Barlar Sokağı için, halkın içinde o kadar gürültülü bir eğlence sokağı bana göre komple yanlış bir şey. Başka yerde var mı böyle bir durum bilmiyorum. Üst tarafta insanlar uyumaya çalışıyor, alt tarafta gürültülü eğlence. İnsanlar da kaldı mı? Onu da bilmiyorum. Yanlış bir yerdi bana göre. Buraya çocuğunla gelebilirsin. Ama Barlar Sokağı’na çoluk çocuk gidersen… Çok kaliteli işletmeler de var ama, çoluk çocuk gidebileceğin bir yer bilmiyorum. Orada kafamdakiler için bir gelecek göremedim. 

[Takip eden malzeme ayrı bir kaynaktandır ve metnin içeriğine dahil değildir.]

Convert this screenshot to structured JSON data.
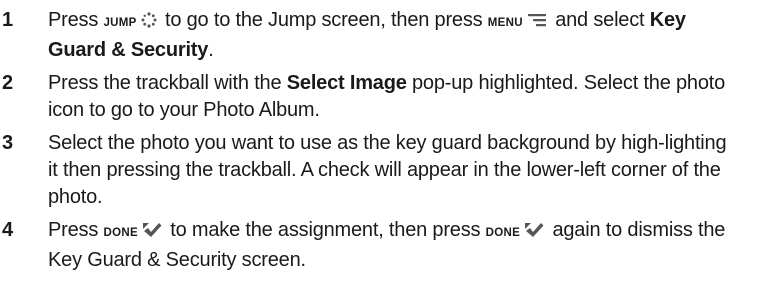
{
  "steps": [
    {
      "number": "1",
      "parts": {
        "t1": "Press ",
        "key1": "JUMP",
        "t2": " to go to the Jump screen, then press ",
        "key2": "MENU",
        "t3": " and select ",
        "bold1": "Key Guard & Security",
        "t4": "."
      },
      "icons": [
        "jump-icon",
        "menu-icon"
      ]
    },
    {
      "number": "2",
      "parts": {
        "t1": "Press the trackball with the ",
        "bold1": "Select Image",
        "t2": " pop-up highlighted. Select the photo icon to go to your Photo Album."
      }
    },
    {
      "number": "3",
      "parts": {
        "t1": "Select the photo you want to use as the key guard background by high-lighting it then pressing the trackball. A check will appear in the lower-left corner of the photo."
      }
    },
    {
      "number": "4",
      "parts": {
        "t1": "Press ",
        "key1": "DONE",
        "t2": " to make the assignment, then press ",
        "key2": "DONE",
        "t3": " again to dismiss the Key Guard & Security screen."
      },
      "icons": [
        "done-check-icon",
        "done-check-icon"
      ]
    }
  ],
  "colors": {
    "text": "#1a1a1a",
    "icon": "#555555"
  }
}
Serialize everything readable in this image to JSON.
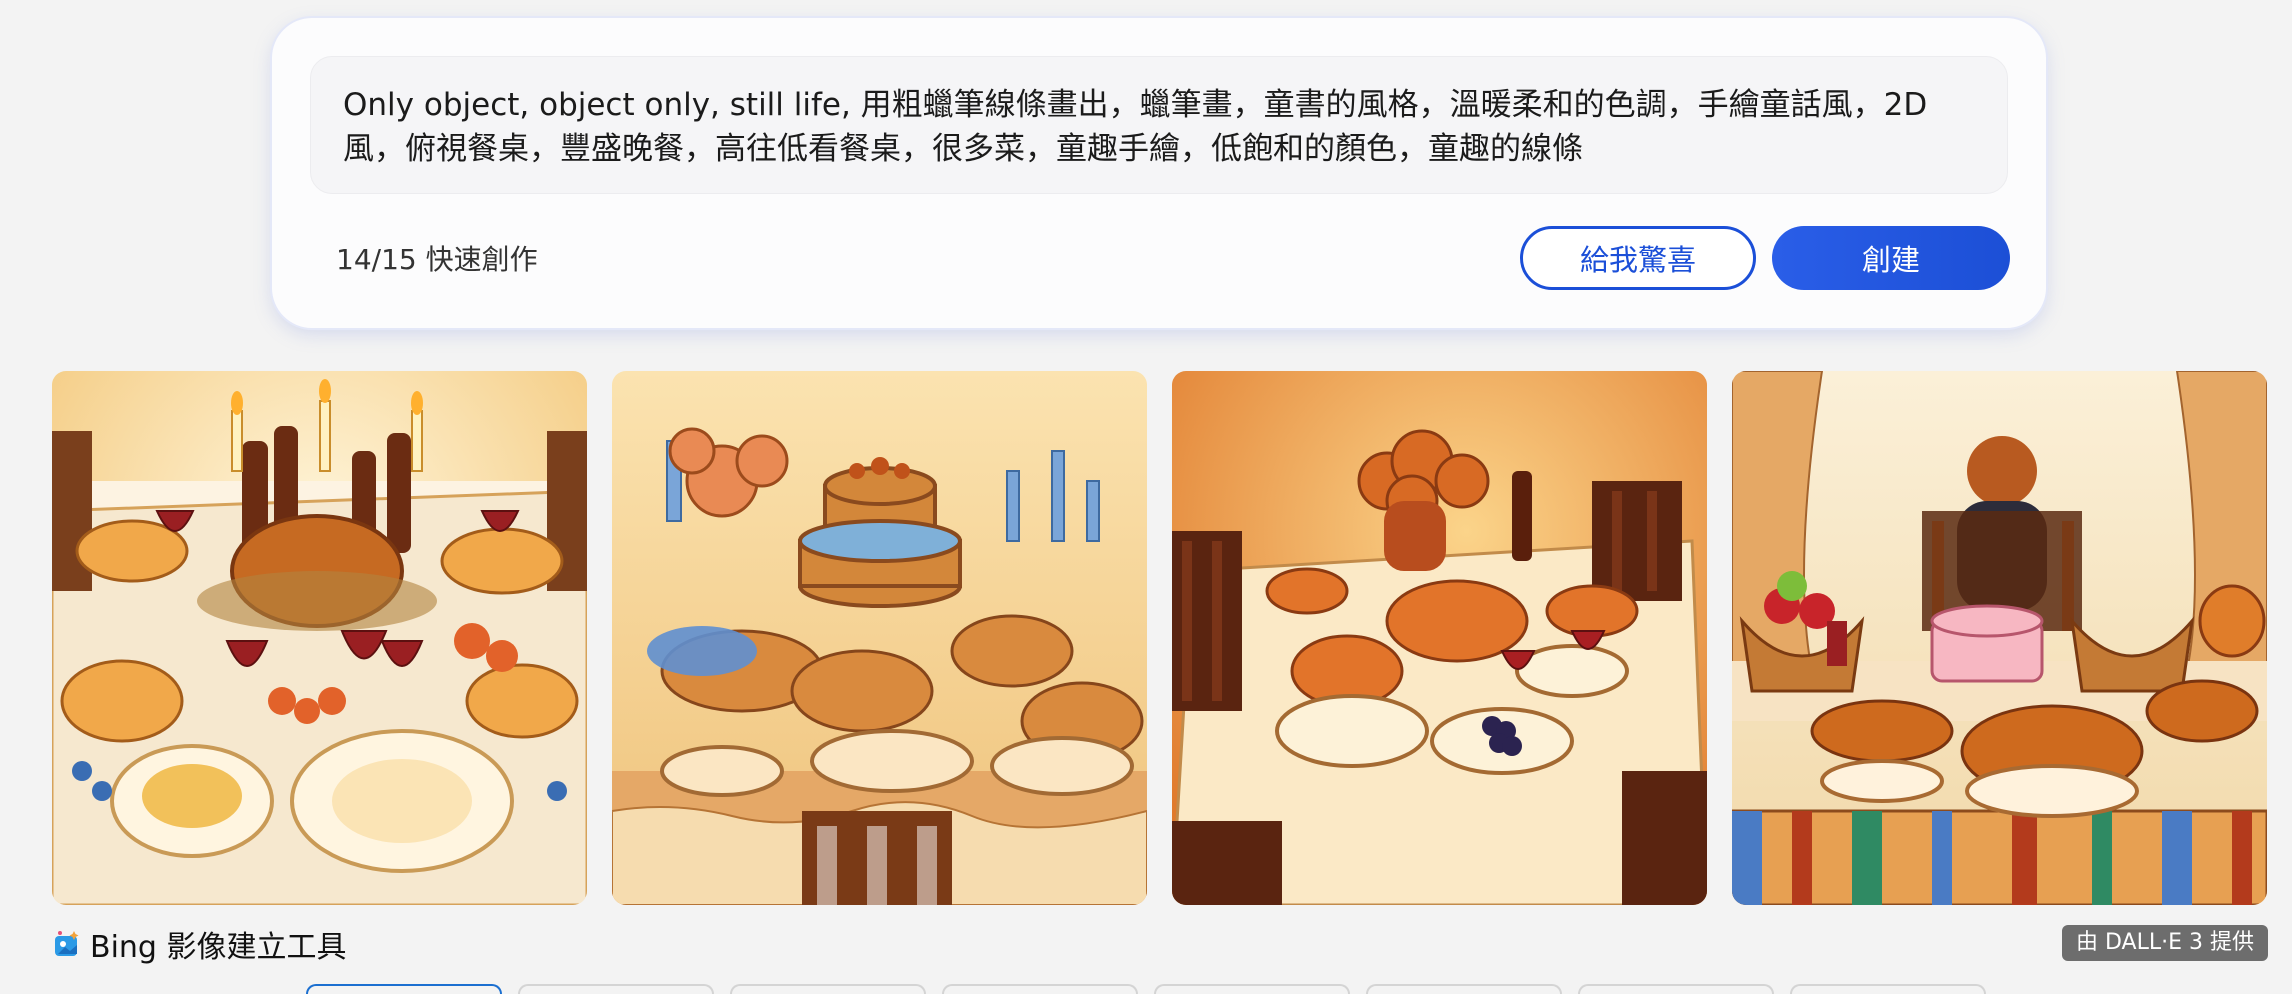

Bu tür işletmeler Fabrikalar bölgesinde mi yoğunlaşacak acaba?
Bu tarafa gelebilir, başka yerlere gidebilir. Yeni cazibe merkezleri oluşturulur, ki Eskişehir’in genişlemesi de lazım. Merkezi çok sıkışık bir şehir. Yeni yerler verilebilir. Ama Barlar Sokağı’nın şu anki yeri bana göre hiç mantıklı değildi. Sebebini idrak edemiyorum. Orada bir şekilde başladı ve devam ettirildi. Neticede girdik bir yola, amacımız güzel, inancımız tam, sonumuz hayır olsun. 

PARASI OLMAYAN SANATÇI ÖZGÜR OLAMIYOR
 
Burada düzenlediğiniz seminer tarzı bir etkinlikte “Aslında bu işe para kazanmak için girdim. Sanatla ilgili yapmak istediklerim var ve bunun için zengin olmam gerek” diyorsunuz… 
O biraz mübalağa.  “Zengin olmak istiyorum” işin esprisi… Topluluğa hitap ederken espri iyidir. Ama ekonomik özgürlüğüm olsun istiyorum. Sanat ile zanaatı birbirinden ayıran şey sanatçının özgür olması. Benim paraya ihtiyacım olursa, sanat yapıp satmak istersem, örneğin bu ülkede ne daha popüler… Futbol mu? Futbol simgeleri koyacağım. Sevgililer Günü mü? Kalp figürü çalışacağım. Çünkü ben ekonomik olarak özgür değilim. Bundan para kazanmam gerekli. Ne kadar detaylı yapsam da, ne kadar özensem de, popüler kültüre hitap eden bir şey yapmam lazım. Paraya ihtiyacım olmazsa istediğimi yapabilirim. Parası olmayan sanatçı özgür olamıyor, çok da üretken olamıyor. İstanbul’da bir arkadaşım var. Para kazanabilmek için o kadar kapasitesinin altında işler yapıyor ki… Mecbur, para kazanması, evinin kirasını vermesi lazım. Ama o adamın ekonomik özgürlüğü olsa, biliyorum ki neler yapar.